Die kleine Meisterklasse, das sind 33 Schüler in der sechsten Schulstufe der NMS Stegersabch, haben im Freigegenstand Kreatives Gestalten die Herausforderung angenommen und beim Kreativwettbewerb teilgenommen. „Wir haben viele verschiedene Kulissen und Kostüme entworfen. Nach kurzer Überlegung — wir hatten nur zwei Wochen Zeit — wurde eine Auswahl getroffen. Passend dazu das Lied ‚In der Weihnachtsbäckerei‘ einstudiert und dies alles in einem Video präsentiert“, erklärt Lehrerin Manuela Gurdet.

Das Set dreht sich um den Film „Charlie und die Schokoladenfabrik“, in dem Johnny Depp die Hauptrolle spielt. „Dieser Film gab die Idee zur Dekoration und zieht sich wie ein roter Faden durch das Video“, erklärt Gurdet.

„Charlie und die Schokoladenfabrik“ als Inspiration

Mitte November erfuhren die kreativen Schüler dann die frohe Botschaft, die NMS Stegersbach hat den Wettbewerb gewonnen. Die Siegerkulisse wird nun maßstabsgetreu nachgebaut und rechtzeitig zu Weihnachten in den Räumlichkeiten von Madame Tussauds in Wien aufgestellt. Im Rahmen einer Pressekonferenz diese Woche, bei der Schüler mit ihren Lehrern live dabei sein werden, wird die Weihnachtskulisse enthüllt und der Öffentlichkeit präsentiert.
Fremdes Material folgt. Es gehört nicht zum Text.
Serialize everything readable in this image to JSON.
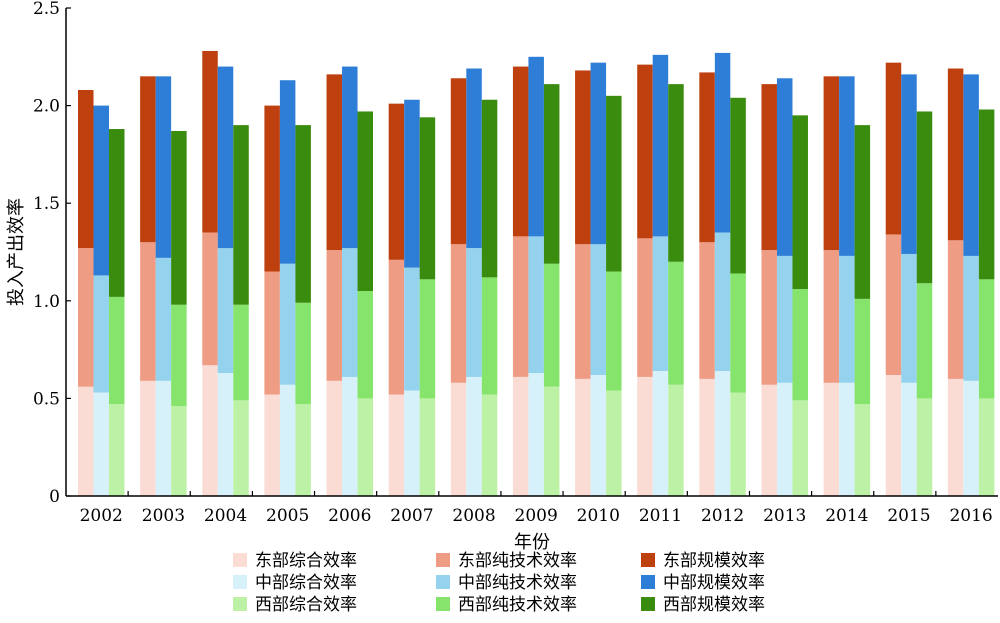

„Die Schüler Antonia und Sebastian dürfen sogar das Set enthüllen“, erklärt die stolze Pädagogin, die sich besonders darüber freut, dass der Entwurf der Schüler eins zu eins umgesetzt wurde. „Unsere Freude ist enorm. Für mich als Kunstpädagogin ist es eine große Wertschätzung und der Beweis, dass Kreativität auf jeden Fall in den Lehrplan gehört“, so Gurdet.